Ia tidak menoleh. “Kita hampir sampai,” suara Jae Hyun terdengar di telinganya. “Jangan berhenti.” Wei Li mengangguk kecil, meski tenggorokannya kering. Tangannya mengusap lengan kiri, mencoba menenangkan diri. Tiba-tiba—
Seseorang menabraknya dari samping. “Eh, maaf—” Wei Li refleks mundur. Tasnya hampir jatuh. Ia mendongak. Pria itu memakai topi, wajahnya biasa saja. Terlalu biasa. “Maaf,” kata pria itu lagi, lalu berjalan pergi. Wei Li berdiri kaku.

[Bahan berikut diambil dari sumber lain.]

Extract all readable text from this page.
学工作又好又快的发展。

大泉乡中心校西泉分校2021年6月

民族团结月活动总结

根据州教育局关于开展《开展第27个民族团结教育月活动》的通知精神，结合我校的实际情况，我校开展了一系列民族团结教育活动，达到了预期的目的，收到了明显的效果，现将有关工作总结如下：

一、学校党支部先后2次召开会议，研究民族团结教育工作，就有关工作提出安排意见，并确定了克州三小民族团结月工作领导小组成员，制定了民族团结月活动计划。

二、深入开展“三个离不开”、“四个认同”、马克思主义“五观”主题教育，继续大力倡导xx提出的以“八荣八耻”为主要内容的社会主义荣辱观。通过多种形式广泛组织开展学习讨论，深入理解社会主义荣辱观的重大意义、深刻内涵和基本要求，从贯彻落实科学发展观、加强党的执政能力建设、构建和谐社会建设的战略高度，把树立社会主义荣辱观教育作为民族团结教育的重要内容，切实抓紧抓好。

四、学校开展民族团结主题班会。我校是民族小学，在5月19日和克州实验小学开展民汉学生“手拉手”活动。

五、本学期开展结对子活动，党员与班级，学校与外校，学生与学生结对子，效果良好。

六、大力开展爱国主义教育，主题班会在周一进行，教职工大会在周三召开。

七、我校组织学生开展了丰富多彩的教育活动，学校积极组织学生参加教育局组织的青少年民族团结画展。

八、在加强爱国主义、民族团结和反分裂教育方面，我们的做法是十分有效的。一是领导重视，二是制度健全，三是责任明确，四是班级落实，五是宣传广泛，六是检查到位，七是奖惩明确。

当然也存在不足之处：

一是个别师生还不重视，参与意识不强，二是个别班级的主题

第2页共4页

Ada sesuatu yang salah. Ia menurunkan pandangan ke lengannya. Ada rasa perih kecil. Ia menarik lengan bajunya sedikit. Goresan tipis. Darah hampir tidak terlihat, tapi cukup untuk membuat jantungnya jatuh ke perut. “Jae Hyun,” katanya pelan, hampir berbisik. “Gue kena.”

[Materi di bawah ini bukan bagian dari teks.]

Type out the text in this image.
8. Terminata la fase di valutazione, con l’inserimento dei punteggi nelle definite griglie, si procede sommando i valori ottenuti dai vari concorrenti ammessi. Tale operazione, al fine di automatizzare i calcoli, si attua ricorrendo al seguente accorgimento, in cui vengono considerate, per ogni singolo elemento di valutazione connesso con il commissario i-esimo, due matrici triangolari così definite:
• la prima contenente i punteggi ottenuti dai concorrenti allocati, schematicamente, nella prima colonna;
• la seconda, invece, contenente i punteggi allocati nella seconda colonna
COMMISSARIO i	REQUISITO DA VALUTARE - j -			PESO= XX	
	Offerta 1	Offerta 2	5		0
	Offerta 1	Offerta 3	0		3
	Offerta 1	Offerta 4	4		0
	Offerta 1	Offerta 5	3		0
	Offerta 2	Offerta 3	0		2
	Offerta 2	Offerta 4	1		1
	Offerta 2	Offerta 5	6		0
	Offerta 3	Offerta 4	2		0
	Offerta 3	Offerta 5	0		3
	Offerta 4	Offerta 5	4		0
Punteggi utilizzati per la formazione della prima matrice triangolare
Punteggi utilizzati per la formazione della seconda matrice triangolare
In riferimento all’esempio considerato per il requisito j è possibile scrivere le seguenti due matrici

“Apa?” suara Jae Hyun langsung berubah. “Goresan. Kecil,” jawab Wei Li. “Kayaknya… peringatan.”
“Jangan sentuh nyonya,” kata Jae Hyun cepat. “Jangan di apa-apain. Terus jalan saja.” pinta Jae Hyun. Wei Li mengangguk, napasnya mulai pendek. Tangannya mengepal, kukunya menusuk telapak tangan. Ia merasa bodoh. Ini baru ancaman, pikirnya. Bukan serangan penuh. Dan itu justru lebih menakutkan.
Mobil hitam berhenti di pinggir jalan beberapa meter di depan. Pintu belakang terbuka. Wei Li hampir lari. ternyata itu mobil Jae Hyun. Ia masuk, pintu langsung tertutup. Mobil melaju cepat. Baru saat itu ia sadar napasnya berantakan. Bahunya naik turun. Ia menyandarkan kepala ke kursi, menutup mata sebentar.
“Gila,” gumamnya. Jae Hyun duduk di seberangnya. Wajahnya pucat, rahangnya mengeras. “anda baik-baik aja?” tanyanya. Wei Li membuka mata. “Masih hidup.”
“Itu cukup untuk hari ini,” jawab Jae Hyun. Beberapa menit kemudian, mobil berhenti di mansion. Kun A Tai sudah menunggu. Begitu Wei Li turun, tatapannya langsung tertuju pada lengan Wei Li. Matanya mengeras.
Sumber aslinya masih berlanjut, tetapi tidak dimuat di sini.